コラム 2月号

キッザニアって知ってますか?
「子どもが仕事をして、キッゾというお金を稼いで、そのキッゾで何か買ったりできる」というテーマパークです。
なかなかの人気で、土日などは7月まで予約が入ってるんだとか。
なんだか、おもしろそうですよね。

「子どもが、楽しみながら社会の仕組みを学べる、エデュテイメント」なのだとか。
ふ~ん、ただの「新手のテーマパーク」じゃなくて、教育的意味のあるものなんだ。
ふ~ん、そうなんだ。
こんな大義名分を立てられたら、お母さんたちは堪らんだろうな。
でも、そこまで言うと、なんだかウサン臭いぞ(^^;

「子どもが就業体験することの、教育的意味」って、大きいと思います。
なら、たかだか半日の仮想空間での経験じゃなくって、もっと継続的でリアルなもののほうがおもしろいんじゃないかな。

子どものころ、ボクの周りにはワリと貧しい家庭の子がたくさんいました。
クラスメートには、給食費を払えなかったり、生活保護を受けていたりする子も、ちらほらいたようです。
そのせいか、小学校低学年でも、新聞や牛乳の配達をするのが、そう珍しいことじゃなかった。

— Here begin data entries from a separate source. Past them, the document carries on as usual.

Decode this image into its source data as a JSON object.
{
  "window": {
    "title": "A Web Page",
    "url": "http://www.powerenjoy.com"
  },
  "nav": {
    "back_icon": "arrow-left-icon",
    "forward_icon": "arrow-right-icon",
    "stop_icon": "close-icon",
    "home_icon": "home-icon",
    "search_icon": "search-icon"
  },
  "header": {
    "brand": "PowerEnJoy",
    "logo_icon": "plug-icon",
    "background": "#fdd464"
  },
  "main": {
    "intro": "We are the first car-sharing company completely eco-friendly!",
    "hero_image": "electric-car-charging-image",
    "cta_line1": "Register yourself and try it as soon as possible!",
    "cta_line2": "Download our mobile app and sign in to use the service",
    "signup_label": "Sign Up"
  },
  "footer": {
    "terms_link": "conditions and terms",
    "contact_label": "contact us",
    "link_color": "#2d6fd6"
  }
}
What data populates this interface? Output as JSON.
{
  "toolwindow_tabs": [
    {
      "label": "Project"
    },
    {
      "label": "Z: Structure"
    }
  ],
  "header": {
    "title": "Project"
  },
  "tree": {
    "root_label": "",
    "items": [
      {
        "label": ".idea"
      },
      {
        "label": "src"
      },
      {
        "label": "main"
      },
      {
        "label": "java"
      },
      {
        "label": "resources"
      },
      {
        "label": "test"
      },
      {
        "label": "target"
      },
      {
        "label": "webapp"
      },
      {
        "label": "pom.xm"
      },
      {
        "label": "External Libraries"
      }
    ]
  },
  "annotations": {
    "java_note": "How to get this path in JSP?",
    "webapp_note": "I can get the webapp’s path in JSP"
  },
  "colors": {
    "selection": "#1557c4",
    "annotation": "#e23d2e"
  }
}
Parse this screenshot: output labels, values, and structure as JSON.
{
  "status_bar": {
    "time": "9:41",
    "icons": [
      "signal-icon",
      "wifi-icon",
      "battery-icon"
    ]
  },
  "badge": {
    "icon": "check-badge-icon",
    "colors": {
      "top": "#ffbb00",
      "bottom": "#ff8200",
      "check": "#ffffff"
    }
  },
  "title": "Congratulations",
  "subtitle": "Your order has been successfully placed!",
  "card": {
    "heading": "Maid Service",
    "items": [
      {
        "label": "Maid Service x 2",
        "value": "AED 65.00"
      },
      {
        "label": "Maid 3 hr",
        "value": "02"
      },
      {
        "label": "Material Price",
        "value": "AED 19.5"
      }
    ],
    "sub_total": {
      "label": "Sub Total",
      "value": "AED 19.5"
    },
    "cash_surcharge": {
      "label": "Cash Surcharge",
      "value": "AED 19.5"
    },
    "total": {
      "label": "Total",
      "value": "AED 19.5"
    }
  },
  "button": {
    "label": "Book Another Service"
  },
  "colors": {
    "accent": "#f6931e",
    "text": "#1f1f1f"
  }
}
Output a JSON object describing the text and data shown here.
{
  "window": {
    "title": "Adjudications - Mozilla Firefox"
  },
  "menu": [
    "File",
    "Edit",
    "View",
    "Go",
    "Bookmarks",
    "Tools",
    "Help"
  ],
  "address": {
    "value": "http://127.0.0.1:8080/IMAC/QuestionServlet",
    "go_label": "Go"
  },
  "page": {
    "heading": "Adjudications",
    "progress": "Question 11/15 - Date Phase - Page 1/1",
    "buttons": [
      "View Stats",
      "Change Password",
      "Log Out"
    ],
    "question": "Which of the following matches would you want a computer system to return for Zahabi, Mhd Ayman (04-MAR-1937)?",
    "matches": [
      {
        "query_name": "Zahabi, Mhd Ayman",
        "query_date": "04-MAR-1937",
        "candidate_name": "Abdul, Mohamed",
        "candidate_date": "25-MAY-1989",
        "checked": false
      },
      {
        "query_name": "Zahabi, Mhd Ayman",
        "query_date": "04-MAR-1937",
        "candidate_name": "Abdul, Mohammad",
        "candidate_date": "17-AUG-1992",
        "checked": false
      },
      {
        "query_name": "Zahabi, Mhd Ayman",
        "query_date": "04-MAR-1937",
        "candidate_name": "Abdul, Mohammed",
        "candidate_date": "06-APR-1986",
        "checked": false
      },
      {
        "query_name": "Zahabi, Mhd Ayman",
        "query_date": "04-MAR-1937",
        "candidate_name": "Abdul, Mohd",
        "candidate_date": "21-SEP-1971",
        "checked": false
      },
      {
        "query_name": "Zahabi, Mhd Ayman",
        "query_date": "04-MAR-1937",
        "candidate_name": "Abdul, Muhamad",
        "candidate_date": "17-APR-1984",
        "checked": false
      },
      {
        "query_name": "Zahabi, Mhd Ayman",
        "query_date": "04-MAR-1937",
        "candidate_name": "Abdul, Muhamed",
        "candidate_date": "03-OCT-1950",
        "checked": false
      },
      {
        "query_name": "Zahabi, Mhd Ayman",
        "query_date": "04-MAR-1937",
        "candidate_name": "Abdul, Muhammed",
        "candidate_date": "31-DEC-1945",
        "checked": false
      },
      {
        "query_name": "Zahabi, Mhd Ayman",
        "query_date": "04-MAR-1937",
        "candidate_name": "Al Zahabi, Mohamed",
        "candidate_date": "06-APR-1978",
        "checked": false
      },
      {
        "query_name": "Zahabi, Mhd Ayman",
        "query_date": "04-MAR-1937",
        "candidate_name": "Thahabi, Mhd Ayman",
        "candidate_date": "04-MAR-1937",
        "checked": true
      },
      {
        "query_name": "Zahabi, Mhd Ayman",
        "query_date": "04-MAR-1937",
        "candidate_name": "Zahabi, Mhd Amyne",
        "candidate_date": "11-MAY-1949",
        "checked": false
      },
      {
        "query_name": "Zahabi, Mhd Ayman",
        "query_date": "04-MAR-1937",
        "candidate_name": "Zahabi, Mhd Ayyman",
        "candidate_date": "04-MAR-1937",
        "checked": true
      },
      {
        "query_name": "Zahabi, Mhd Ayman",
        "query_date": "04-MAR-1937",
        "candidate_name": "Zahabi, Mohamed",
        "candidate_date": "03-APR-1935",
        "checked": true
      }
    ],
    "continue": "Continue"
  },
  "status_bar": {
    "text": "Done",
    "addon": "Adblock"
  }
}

子どもって、大人が思っている以上に、能力があるんですね。
子ども扱いするからできないんであって、要求すればできるんです。
だったら、仮想空間でキッゾを稼ぐんじゃなくて、現実に「円」を稼いでもらうってのは、どうでしょう。
自分のお小遣いや、できたら学費も、自分で稼いでもらっちゃう。

といっても、いまの社会で、個々の家庭でやろうとしても、なかなかむずかしい。
雇うほうだって、児童福祉法がなんたらかんたら、となるだろうし。
そこを、うまく工夫して、なんとか実現できないものかなぁ。
たとえば、「NPOが仕事を集めてきて、親との間で業務委託契約をする。そして、親が自分の子どもを雇用する」とか。
仕事内容も、新聞配達やポスティングだけじゃなく、特技も生かせるものを用意する。
マンガが得意な子はイラスト作成、パソコンが得意な子はホームページ管理、という感じ。

子どもって、「あれが欲しい」「これが欲しい」ってうるさい。
というボク自身も、いい大人のクセに、キミたちと大差ないです。
さすがに「モノが欲しい」というのは少ないですが、「こういう環境を作りたい」「こういう仕組みを作りたい」という欲求は、いっぱいあります。
そして、失敗ばっかりです。
あぁ、失敗ばっかり。
でも、そういう欲求を、だれかが簡単に解決してくれちゃったら・・・・・・。
最初は嬉しいかもしれないけど、なんだか物足りないしつまらないんじゃないかな。
「生きている実感」みたいなのが、なくなっちゃうかも。

子どもの欲しがるモノを何でも買い与えて、子どもから「生きている実感」を奪ってはいけません。
モノを与えるんではなくて、自分の力で手に入れる方法を与えるべきです。
魚ではなく、釣竿を与えるべきです!
・・・・・・などと言いつつ、現在の優しい大人たちは、子どもの欲求不満を、すぐに解決してあげたくてしょうがないんです。
先日も、家族に「DVDレコーダーが欲しい」なんて言われて、ついついヤマダ電器に走ろうとしてしまいました(^^ゞ
魚を与えないのは、気概がいります。